The future of the mortgage industry continues to evolve. Recent events have shed some light on what we might expect to see in the not-too-distant future.
To start things off, on Friday, February 11th, the US Dept. of the Treasury presented Congress with the blueprint for the future of Fannie Mae and Freddie Mac, which were taken into conservatorship by the federal government in September of 2008. The two government-sponsored enterprises have already cost taxpayers over $135 billion, and the Treasury’s plan is to greatly reduce Fannie and Freddie’s role in housing finance in the future. While the process will take many years to complete, the first steps have been taken to address their drain on taxpayer money. The plan involves increasing the fees that they charge to guarantee mortgages, which should put them on par with the fees charged by private institutions. They also want to reduce the size of the mortgages that Fannie and Freddie can purchase, which will place their focus on more low and moderate income families.
Second, on Monday, February 14th, the Department of Housing and Urban Development (HUD) issued a new mortgagee letter, which is the communication tool used to announce changes to the FHA loan program. This most recent letter (ML 11-10) informed the lending world that once again the monthly FHA mortgage insurance premium is being increased. This will increase the monthly payment b roughly $20 for every $100k financed. Added to the increase that was passed along in October of 2010, and we’ve seen the monthly FHA mortgage insurance payment for a 30-year fixed rate loan double. As with the proposed changes to Fannie Mae and Freddie Mac, the FHA changes are designed to generate more private financing alternatives and take the brunt of the housing market off of the federal government.

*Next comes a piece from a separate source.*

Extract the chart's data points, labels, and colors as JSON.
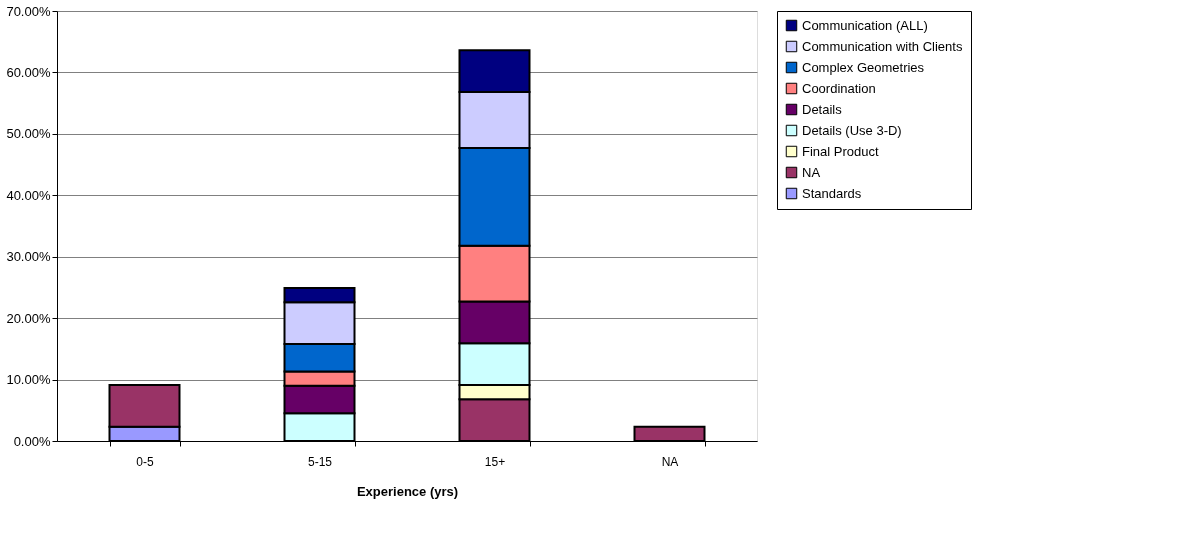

At the moment, over 90% of all mortgages originated in the US are either guaranteed by Fannie Mae, Freddie Mac, or FHA/HUD. The federal government wants to significantly change this percentage and become a far smaller player in the mortgage market. The proliferation of private financing options is a must for this to occur. As government-backed loan programs become more expensive, the hope is that the private sector will step forward and become a viable option for the consumer. Only time will tell how this all plays out, but it’s clear that the government’s objective is to assume a much smaller role in the mortgage game.